Speaking after the match, Yemen captain Alaa Al Sassi was close to tears as he reflected on the historic result.
“This is great result when you consider the age of the team; many of them are very inexperienced,” he said.
“We are very happy with the performance,” he continued. “We have set an example, and hopefully future generations will bring even more.”
In the night’s second match hosts Saudi Arabia were expected to be too good for Bahrain, who looked poor in their opening match.
And that is exactly how the match played out. Saudi Arabia dominated early proceedings and took a deserved, if somewhat scrappy lead when Nasser Al-Shamrani fired home after it initially looked as though the chance would go begging.
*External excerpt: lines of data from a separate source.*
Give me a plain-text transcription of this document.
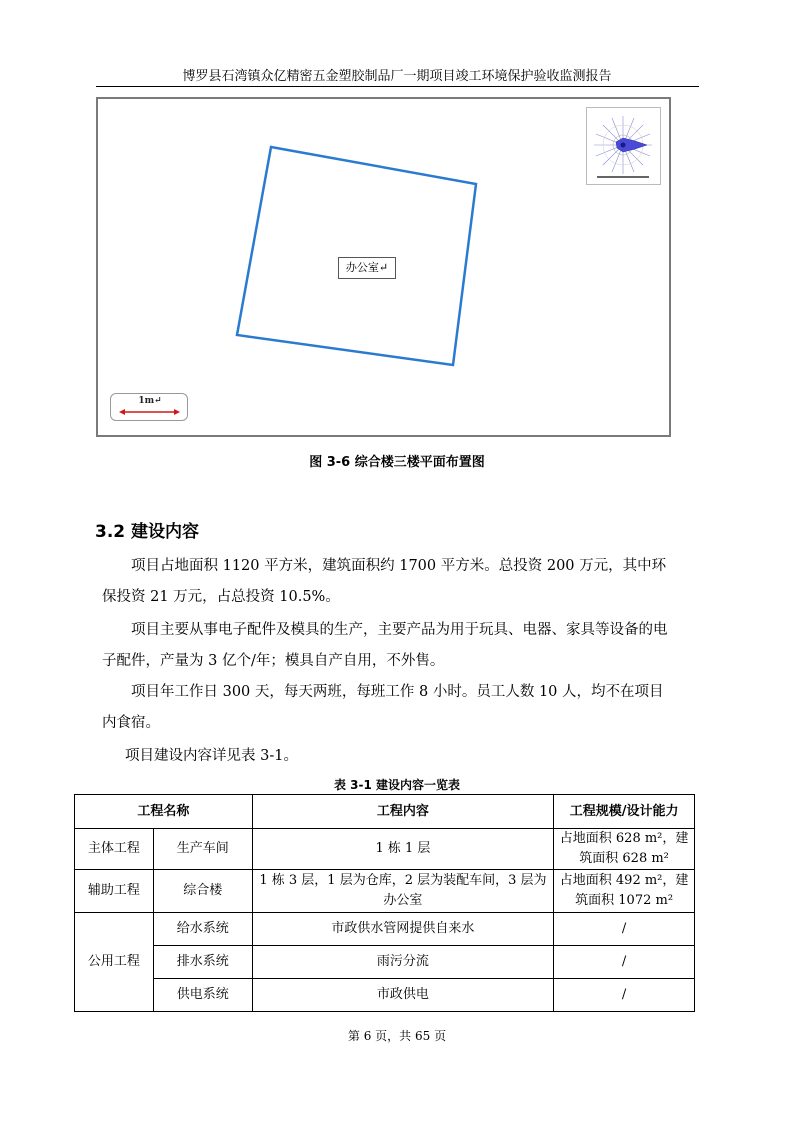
博罗县石湾镇众亿精密五金塑胶制品厂一期项目竣工环境保护验收监测报告
办公室↵
1m↵
图 3-6 综合楼三楼平面布置图
3.2 建设内容
项目占地面积 1120 平方米，建筑面积约 1700 平方米。总投资 200 万元，其中环保投资 21 万元，占总投资 10.5%。
项目主要从事电子配件及模具的生产，主要产品为用于玩具、电器、家具等设备的电子配件，产量为 3 亿个/年；模具自产自用，不外售。
项目年工作日 300 天，每天两班，每班工作 8 小时。员工人数 10 人，均不在项目内食宿。
项目建设内容详见表 3-1。
表 3-1 建设内容一览表
工程名称		工程内容	工程规模/设计能力
主体工程	生产车间	1 栋 1 层	占地面积 628 m²，建筑面积 628 m²
辅助工程	综合楼	1 栋 3 层，1 层为仓库，2 层为装配车间，3 层为办公室	占地面积 492 m²，建筑面积 1072 m²
公用工程	给水系统	市政供水管网提供自来水	/
	排水系统	雨污分流	/
	供电系统	市政供电	/
第 6 页，共 65 页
The Al-Hilal striker was a constant threat, but it was Bahraini defender Abdulla Al Hazaa who doubled Saudi Arabia’s lead, accidentally knocking the ball into his own net from Saeed Al Mowalad’s cross just before the hour mark.
It was 3-0 fifteen minutes later thanks to another own goal, this time from Mohamed Husain as his attempted clearance ended up in the top corner.
Despite a couple of half chances late on, Bahrain couldn’t pull one back and it finished 3-0 in favour of the hosts, easing some of the pressure on coach Jose Ramon Lopez Caro.